C’est une petite pluie fine triste, constante, la salive
qui coule des lèvres pendantes du crétin,
qui s’infiltre peu à peu jusqu’à
la moelle de l’os, à jamais.
Il pleut sur l’Europe. Des reptiles dans la boue
crachent des gorgées de venin aux étourneaux.
Poussent les ronces, de vieux jardins sont envahis
de fleurs maladives nourries de sang.
Le bitume fume comme si un acide
fondait les muscles et les nerfs du sol.
Les grandes villes ont un accord tacite
avec les tenèbres, un hurlement se répand
partout en Europe: les loups envahissent
Londres, Berlin, Barcelone, Paris.
Certains se cachent, d’autres s’enfuient. Peu
d’entre eux résistent: le courage est un vase
qui se casse aisément.
Des fantômes surgissent du brouillard:
des humains réduits à squelettes
et des trains de nuit et d’angoisse, des miasmes
exhalés par des fosses communes.
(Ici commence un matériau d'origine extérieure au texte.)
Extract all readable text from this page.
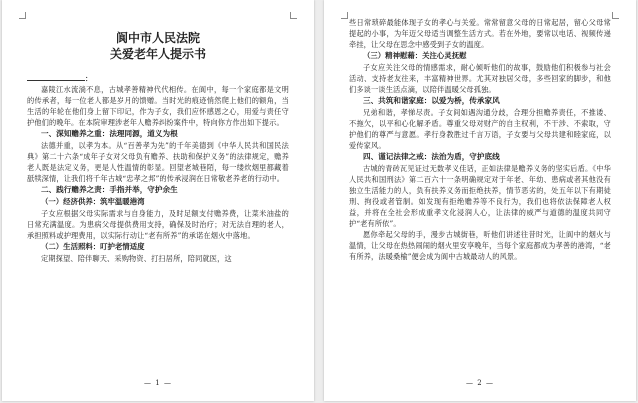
阆中市人民法院

关爱老年人提示书

：

嘉陵江水流淌不息，古城孝善精神代代相传。在阆中，每一个家庭都是文明的传承者，每一位老人都是岁月的馈赠。当时光的痕迹悄然爬上他们的额角，当生活的年轮在他们身上留下印记，作为子女，我们应怀感恩之心，用爱与责任守护他们的晚年。在本院审理涉老年人赡养纠纷案件中，特向你方作出如下提示。

一、深知赡养之重：法理同源，道义为根

法德并重，以孝为本。从“百善孝为先”的千年美德到《中华人民共和国民法典》第二十六条“成年子女对父母负有赡养、扶助和保护义务”的法律规定，赡养老人既是法定义务，更是人性温情的彰显。回望老城巷陌，每一缕炊烟里都藏着舐犊深情，让我们将千年古城“忠孝之邦”的传承浸润在日常敬老养老的行动中。

二、践行赡养之责：手指并举，守护余生

（一）经济供养：筑牢温暖港湾

子女应根据父母实际需求与自身能力，及时足额支付赡养费，让菜米油盐的日常充满温度。为患病父母提供费用支持，确保及时治疗；对无法自理的老人，承担照料或护理费用，以实际行动让“老有所养”的承诺在烟火中落地。

（二）生活照料：叮护老情适度

定期探望、陪伴聊天、采购物资、打扫居所，陪同就医，这

— 1 —

些日常琐碎最能体现子女的孝心与关爱。常常留意父母的日常起居，留心父母常提起的小事，为年迈父母适当调整生活方式。若在外地，要常以电话、视频传递牵挂，让父母在思念中感受到子女的温度。

（三）精神慰藉：关注心灵抚慰

子女应关注父母的情感需求，耐心倾听他们的故事，鼓励他们积极参与社会活动、支持老友往来，丰富精神世界。尤其对独居父母，多些回家的脚步，和他们多谈一谈生活点滴，以陪伴温暖父母孤独。

三、共筑和谐家庭：以爱为桥，传承家风

兄弟和谐，孝悌尽责。子女间如遇沟通分歧，合理分担赡养责任，不推诿、不拖欠，以平和心化解矛盾。尊重父母对财产的自主权利，不干涉、不索取，守护他们的尊严与意愿。孝行身教胜过千言万语，子女要与父母共建和睦家庭，以爱传家风。

四、谨记法律之戒：法治为盾，守护底线

古城的青砖瓦见证过无数孝义佳话，正如法律是赡养义务的坚实后盾。《中华人民共和国刑法》第二百六十一条明确规定对于年老、年幼、患病或者其他没有独立生活能力的人，负有扶养义务而拒绝扶养，情节恶劣的，处五年以下有期徒刑、拘役或者管制。如发现有拒绝赡养等不良行为，我们也将依法保障老人权益，并将在全社会形成重孝文化浸润人心，让法律的威严与道德的温度共同守护“老有所依”。

愿你牵起父母的手，漫步古城街巷，听他们讲述往昔时光，让阆中的烟火与温情，让父母在热热闹闹的烟火里安享晚年，当每个家庭都成为孝善的港湾，“老有所养，法暖桑榆”便会成为阆中古城最动人的风景。

— 2 —
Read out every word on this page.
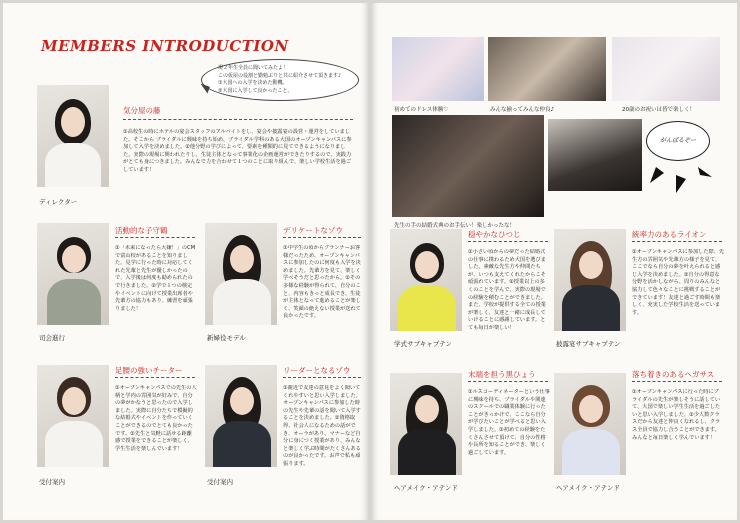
MEMBERS INTRODUCTION
現２年生全員に聞いてみたよ！
この仮屋の役割と勤勉ぶりと共に紹介させて頂きます♪
①大国への入学を決めた動機。
②大国に入学して良かったこと。
ディレクター
気分屋の藤
①高校生の時にホテルの宴会スタッフのアルバイトをし、宴会や披露宴の設営・運営をしていました。そこから ブライダルに興味を持ち始め、ブライダル学科のある大国のオープンキャンパスに参加して入学を決めました。②他分野の学びによって、要素を種類的に見てできるようになりました。実際の現場に関われたりし、生徒主体となって事業化の企画運営ができたりするので、実践力がとても身につきました。みんなで力を合わせて１つのことに取り組んで、楽しい学校生活を過ごしています！
司会進行
活動的な子守鶴
①「未来になったら大嫌！」のCMで富山校があることを知りました。見学に行った時に対応してくれた先輩と先生が優しかったので、入学後は何度も勧められたので行きました。②学で１つの検定やイベントに向けて授業出席者や先輩方の協力もあり、練習を頑張りました！
新婦役モデル
デリケートなゾウ
①中学生の頃からブランナーお客様だったため、オープンキャンパスに参加したのに何度も入学を決めました。先輩方を見て、楽しく学べそうだと思ったから。②その多様な経験が得られて、自分のこと、内容もきっと成長でき、生徒が主体となって進めることが楽しく、笑顔の絶えない授業が送れて良かったです。
受付案内
足腰の強いチーター
①オープンキャンパスでの先生の人柄と学内の雰囲気が好みで、自分の夢がかなうと思ったので入学しました。実際に自分たちで模擬的な結婚式やイベントを作っていくことができるのでとても良かったです。②先生と気軽に話せる距離感で授業をできることが楽しく、学生生活を楽しんでいます！
受付案内
リーダーとなるゾウ
①親近で友達の意見をよく聞いてくれやすいと思い入学しました。オープンキャンパスに参加した時の先生や先輩の話を聞いて入学することを決めました。②資格取得、社会人になるための話ができ、オーラがあり、マナーなど自分に身につく授業があり、みんなと楽しく学ぶ時間がたくさんあるのが良かったです。お声で私も頑張ります。
初めてのドレス体験♡	みんな揃ってみんな仲良♪	20歳のお祝いは皆で楽しく！
先生の手の結婚式典のお手伝い！楽しかったな！
がんばるぞー
学式サブキャプテン
穏やかなひつじ
①小さい頃からの夢だった結婚式の仕事に携わるため大国を選びました。素敵な先生方や仲間たちが、いつも支えてくれたからこそ頑張れています。②授業以上の多くのことを学んで、実際の現場での経験を積むことができました。また、学校が提供する全ての授業が楽しく、友達と一緒に成長していけることに感謝しています。とても毎日が楽しい！
披露宴サブキャプテン
統率力のあるライオン
①オープンキャンパスに参加した際、先生方の雰囲気や先輩方の様子を見て、ここでなら自分の夢を叶えられると感じ入学を決めました。②自分の得意な分野を活かしながら、周りのみんなと協力して色々なことに挑戦することができています！友達と過ごす時間も楽しく、充実した学校生活を送っています。
ヘアメイク・アテンド
末端を担う黒ひょう
①ルスコーディネーターという仕事に興味を持ち、ブライダルや関連のスクールでの職業体験に行ったことがきっかけで、ここなら自分が学びたいことが学べると思い入学しました。②初めての経験をたくさんさせて頂けて、自分の性格や長所を知ることができ、楽しく過ごしています。
ヘアメイク・アテンド
落ち着きのあるヘガサス
①オープンキャンパスに行った時にブライダルの先生が楽しそうに話していて、大国で楽しい学生生活を過ごしたいと思い入学しました。②少人数クラスだから友達と仲良くなれるし、クラス全員で協力し合うことができます。みんなと毎日楽しく学んでいます！
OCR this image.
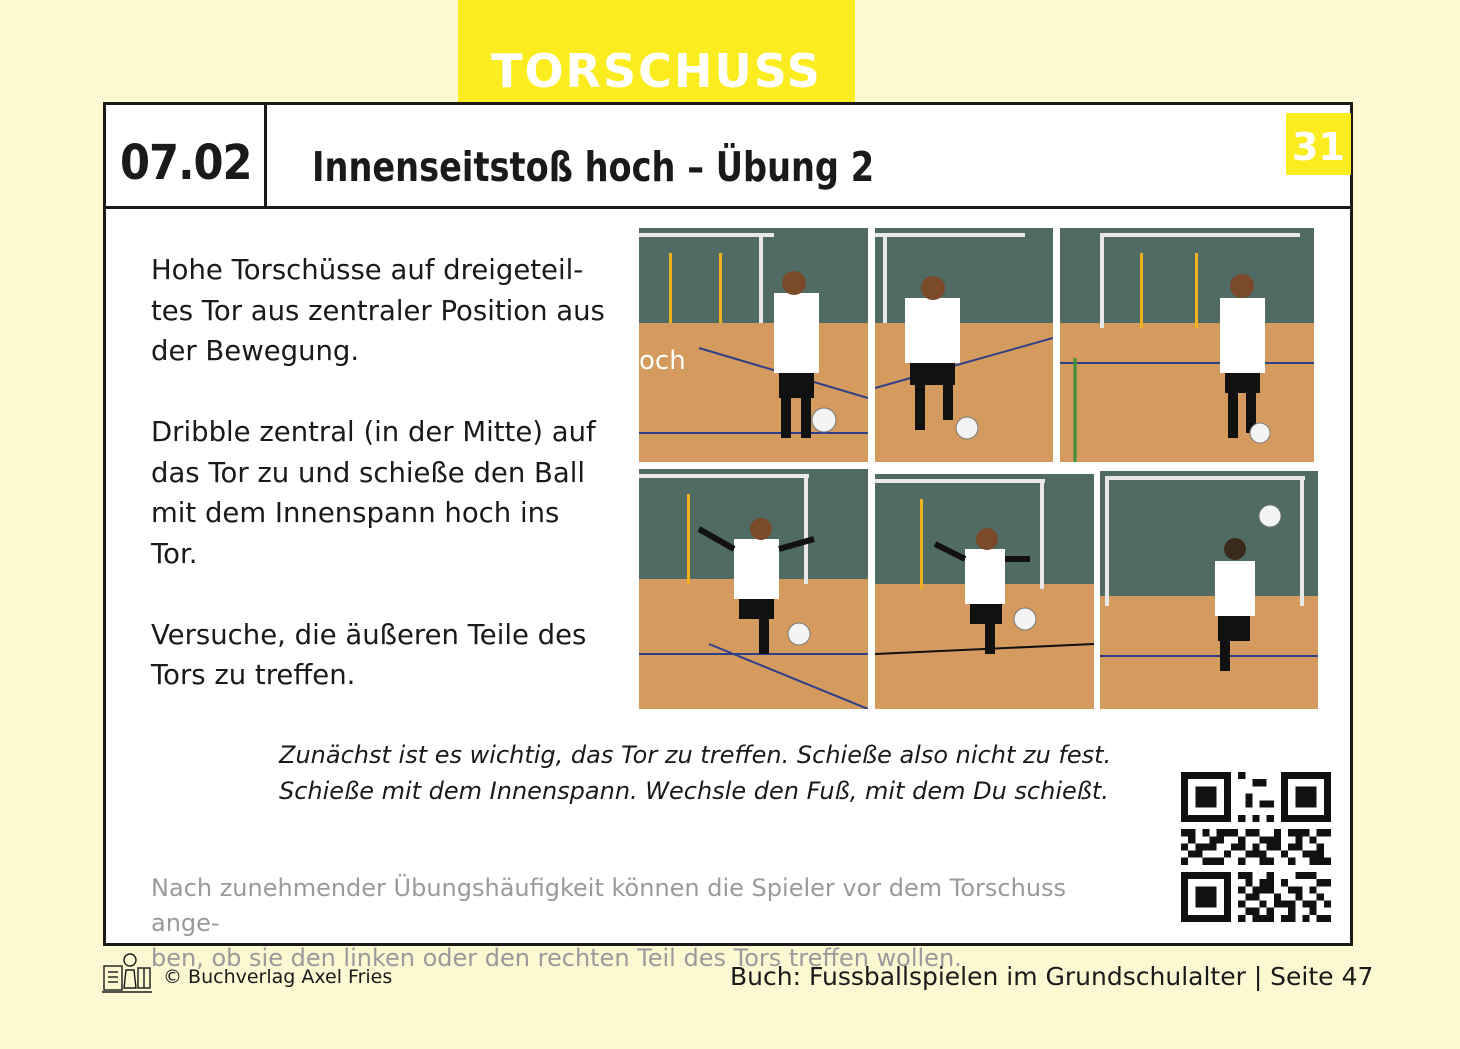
TORSCHUSS
07.02 Innenseitstoß hoch – Übung 2	31
Hohe Torschüsse auf dreigeteil-
tes Tor aus zentraler Position aus
der Bewegung.

Dribble zentral (in der Mitte) auf
das Tor zu und schieße den Ball
mit dem Innenspann hoch ins
Tor.

Versuche, die äußeren Teile des
Tors zu treffen.
och
Zunächst ist es wichtig, das Tor zu treffen. Schieße also nicht zu fest.
Schieße mit dem Innenspann. Wechsle den Fuß, mit dem Du schießt.
Nach zunehmender Übungshäufigkeit können die Spieler vor dem Torschuss ange-
ben, ob sie den linken oder den rechten Teil des Tors treffen wollen.
© Buchverlag Axel Fries	Buch: Fussballspielen im Grundschulalter | Seite 47
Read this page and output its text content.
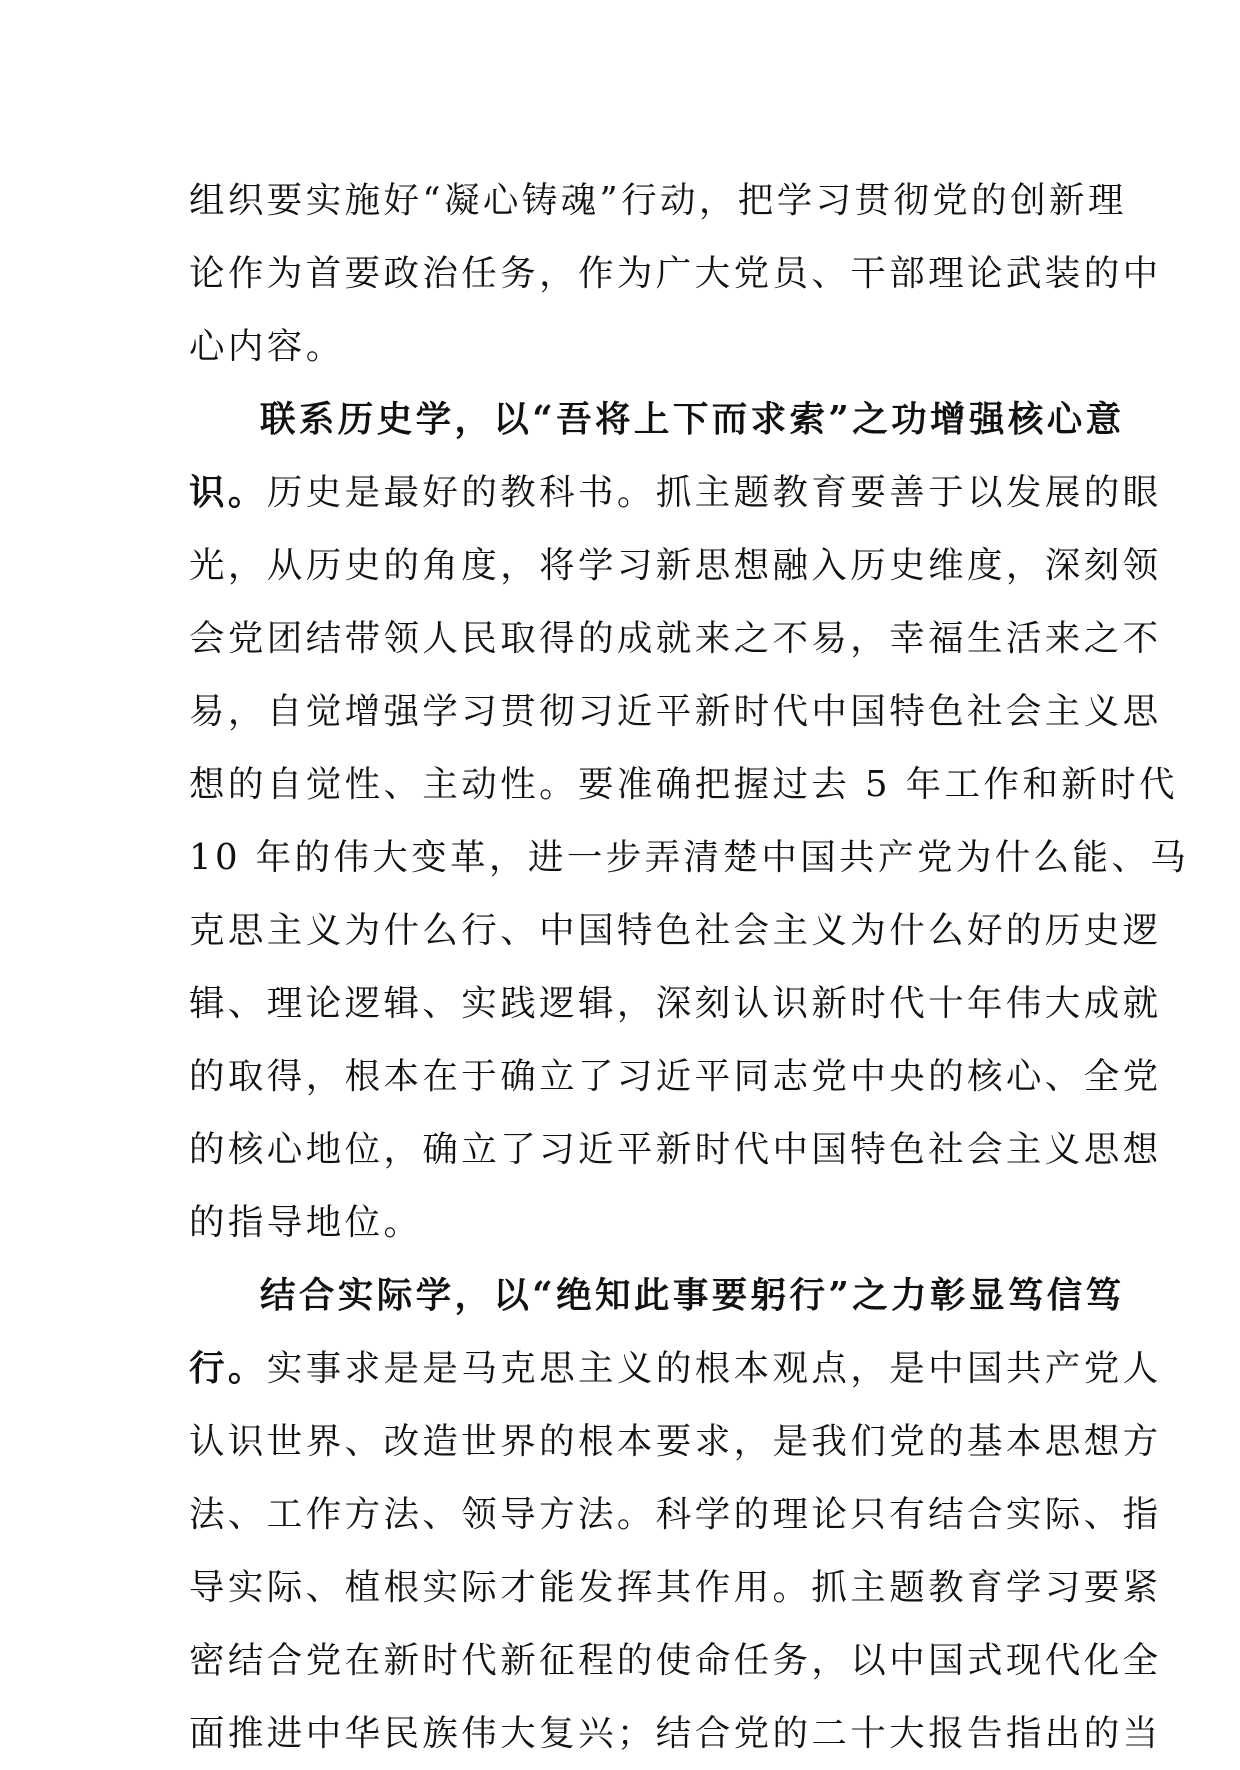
组织要实施好“凝心铸魂”行动，把学习贯彻党的创新理
论作为首要政治任务，作为广大党员、干部理论武装的中
心内容。
联系历史学，以“吾将上下而求索”之功增强核心意
识。历史是最好的教科书。抓主题教育要善于以发展的眼
光，从历史的角度，将学习新思想融入历史维度，深刻领
会党团结带领人民取得的成就来之不易，幸福生活来之不
易，自觉增强学习贯彻习近平新时代中国特色社会主义思
想的自觉性、主动性。要准确把握过去 5 年工作和新时代
10 年的伟大变革，进一步弄清楚中国共产党为什么能、马
克思主义为什么行、中国特色社会主义为什么好的历史逻
辑、理论逻辑、实践逻辑，深刻认识新时代十年伟大成就
的取得，根本在于确立了习近平同志党中央的核心、全党
的核心地位，确立了习近平新时代中国特色社会主义思想
的指导地位。
结合实际学，以“绝知此事要躬行”之力彰显笃信笃
行。实事求是是马克思主义的根本观点，是中国共产党人
认识世界、改造世界的根本要求，是我们党的基本思想方
法、工作方法、领导方法。科学的理论只有结合实际、指
导实际、植根实际才能发挥其作用。抓主题教育学习要紧
密结合党在新时代新征程的使命任务，以中国式现代化全
面推进中华民族伟大复兴；结合党的二十大报告指出的当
Des frissons
de pluie en Europe. Le temps s’est glacé
avant-hier et veux reculer à présent.
La farce se change en tragédie
et sur le tableau une main farouche
a effacé les mots qui parlaient de vie,
a broyé la dernière craie en couleur.
Personne ne sourit dans cette classe moite
pleine d’enfants maitrisés par la peur.
Il pleut sur l’Europe. Tu prétends ne pas t’en soucier.
Tu fermes ta porte, tu oublies tout.
L’eau, cependant est un adversaire têtu:
bientôt tes pieds s’enliseront dans la vase.
Vois-tu les fourmis qui se battent en vain?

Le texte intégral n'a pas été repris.